Passaggio dalla casa-madre Caldo torrido fuori.
Sveglia tardi, stamattina, molta luce negli occhi, dormito male, molti rumori, sognato che m'hanno rubato soldi e cellulare. Soldi, simbolo d'indipendenza e telefono simbolo di comunicazione col mondo esterno.
I sogni son desideri o paure...
La casa della ragazza-madre, stamane, appare completamente diversa da ieri notte -mente offuscata dalla stanchezza e da alcune visioni non piacevoli-, non avevo notato il pavimento marrone, decorato con piastrelle geometriche anni '40, marrone più chiaro e beige. Non avevo visto la strana nicchia all'incrocio tra il corridoio e la cucina, probabilmente un errore strutturale di un'antica ristrutturazione. Avevo però già riflettuto sulla dignitosissima povertà e colori che contraddistinguono la vita di questa madre, della sua bambina e, s'intuisce da alcune grosse ciotole vuote in terra, del loro cane.

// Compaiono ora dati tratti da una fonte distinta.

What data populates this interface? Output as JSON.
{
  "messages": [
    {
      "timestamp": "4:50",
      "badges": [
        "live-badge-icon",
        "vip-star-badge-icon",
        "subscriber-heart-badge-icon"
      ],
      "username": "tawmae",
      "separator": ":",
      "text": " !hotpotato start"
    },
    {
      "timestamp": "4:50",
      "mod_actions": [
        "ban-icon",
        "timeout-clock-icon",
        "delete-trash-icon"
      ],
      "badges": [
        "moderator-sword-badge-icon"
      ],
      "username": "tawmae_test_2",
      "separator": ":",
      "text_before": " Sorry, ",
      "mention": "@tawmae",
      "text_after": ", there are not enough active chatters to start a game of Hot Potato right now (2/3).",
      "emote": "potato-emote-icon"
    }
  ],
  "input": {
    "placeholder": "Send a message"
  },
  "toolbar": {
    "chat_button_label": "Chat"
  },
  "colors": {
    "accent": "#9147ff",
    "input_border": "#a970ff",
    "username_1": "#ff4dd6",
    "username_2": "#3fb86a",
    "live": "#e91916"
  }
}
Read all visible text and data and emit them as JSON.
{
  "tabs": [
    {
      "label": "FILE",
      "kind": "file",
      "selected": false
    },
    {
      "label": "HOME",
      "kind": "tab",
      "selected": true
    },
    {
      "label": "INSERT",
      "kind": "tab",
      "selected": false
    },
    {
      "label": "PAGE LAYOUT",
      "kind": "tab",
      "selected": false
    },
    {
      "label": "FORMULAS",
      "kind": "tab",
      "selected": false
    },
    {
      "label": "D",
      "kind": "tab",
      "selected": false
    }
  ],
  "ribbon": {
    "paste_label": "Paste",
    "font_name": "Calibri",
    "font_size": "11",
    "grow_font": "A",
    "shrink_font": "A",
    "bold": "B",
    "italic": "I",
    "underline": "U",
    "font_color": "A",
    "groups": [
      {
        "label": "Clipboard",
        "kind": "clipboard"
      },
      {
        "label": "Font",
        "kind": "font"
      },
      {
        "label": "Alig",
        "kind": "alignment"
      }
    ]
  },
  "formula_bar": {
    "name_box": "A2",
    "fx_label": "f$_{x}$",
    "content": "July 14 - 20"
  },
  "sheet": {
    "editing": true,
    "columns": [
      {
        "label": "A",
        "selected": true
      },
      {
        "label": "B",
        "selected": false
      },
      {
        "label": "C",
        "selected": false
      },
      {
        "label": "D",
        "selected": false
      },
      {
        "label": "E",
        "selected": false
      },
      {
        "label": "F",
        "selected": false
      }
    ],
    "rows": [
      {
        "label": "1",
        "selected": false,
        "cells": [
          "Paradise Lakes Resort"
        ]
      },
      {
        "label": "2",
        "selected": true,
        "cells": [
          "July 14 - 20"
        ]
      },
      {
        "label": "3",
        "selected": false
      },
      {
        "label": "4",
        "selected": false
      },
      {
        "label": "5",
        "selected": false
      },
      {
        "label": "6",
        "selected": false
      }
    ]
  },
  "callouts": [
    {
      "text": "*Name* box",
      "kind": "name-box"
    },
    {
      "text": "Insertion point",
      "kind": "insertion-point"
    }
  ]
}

Drappi, foulard e teli di vario tipo e di mille colori a coprire lampadari e magagne dei muri e porte a soffietto abbandonate negli angoli della casa -non servono-. Alcuni dipinti e disegni sparsi e un tavolo pieno di perline pronte ad essere confezionate in collanine freak e new-age e bambole, giochi di bambina e la biciclettina; e farfalle dappertutto, appese perfino ai muri, di ogni materiale immaginabile... Questa sì che è una casa vissuta!
E allora mi vieni in mente tu e la tua asettica, direi perfetta, lineare, vuota e non vissuta, nuova fiammante casa. E mi viene in mente che mi era venuto in mente che qualcosa, oltre la chitarra, ci fosse ancora che dovevi prendere: la mia lampada, quella col cuore, era pronta in macchina!
Non era cosa.
Esco per fumare, lo faccio sempre se non sono da me e in particolar modo se in terra son posate delle scarpine color rosa di un numero piccolo piccolo.
Fuori un inverosimile palizzata di bambù che sembra dover crollare da un momento all'altro direttamente sulla strada e la lingua greca, parlata da alcuni passanti, irrompe nella mia scrittura.
Una bomboletta spray è buttata in terra nel cortiletto, proprio al sole, sul pavimento a scacchiera rosso-cotto sbiadito e bianco-sporco, pronta a esplodere da ora a fra pochissimo. Muri esterni scrostati e cose vecchie abbandonate appoggiate, accatastate e vasi ricolmi di terra secca senza piante.
Mi sento fortunata.
E mi vieni in mente tu, il tuo lavoro, la tua casa e... Chissà cosa stai facendo e se hai fatto del caffè...
E' un caldo pazzesco: pure immobile, solo scrivendo, sudo e non respiro. Impossibile pensare di muoversi e/o fare qualcosa in città.
Ma chi se ne importa! Mi vien voglia di un altro caffè latte e me lo andrò a cercare lo stesso. Esco!
Ho dormito con gli stessi vestiti che ora indosso e a malapena mi son lavata la faccia. Ho svoltato a sinistra fuori dalla via di casa ragazza-madre e ho quasi subito trovato un localino, sempre sulla strada, con sedie blu da regista. Mi ha chiamato! Del verde intorno e cicale che m'assordano il cervello. Naturalmente ho ordinato un big/huge hot coffee with hot milk! Disgustoso! Ma chi se ne frega, fa parte della vita, no?
Una donna sui cinquanta, magra, addenta una fetta di limone poi beve dell'acqua e quella più giovane, grassa, beve e basta e chiacchierano. Sotto le loro sedie è appena spuntato un gattino, due o tre mesi al massimo, a chiazze nero-fulvo-bianche. E' veramente piccolo, un po' magro ma sembra in salute e socievole. Ora beve.
E mi venite in mente voi: tu e Gatto, la mia tenera famiglia a volte più mulino bianco del mulino bianco e mi si stringe il cuore. Vero!
Poi sono felice di essere qui in quest'istante, senza dubbio, e sono felice di lasciare stasera la città afosa ma vuota, imbarcandomi sola con lei...
Sono un po' malinconica, sì: sembra impossibile trovare dei francobolli, non usa più scrivere la cartolina. Forse da qui arriva il sogno-incubo dell'incomunicabilità.
Ora lascio il baretto blu nel verde ma sull'asfalto e torno verso casa-madre: mi aspettano per andare verso un'altra avventura cittadina e poi il porto oleoso e odoroso di nafta e sudore. E forse, anzi sicuramente, domattina il mare meraviglioso e la pelle salata e il pensiero del tuo petto.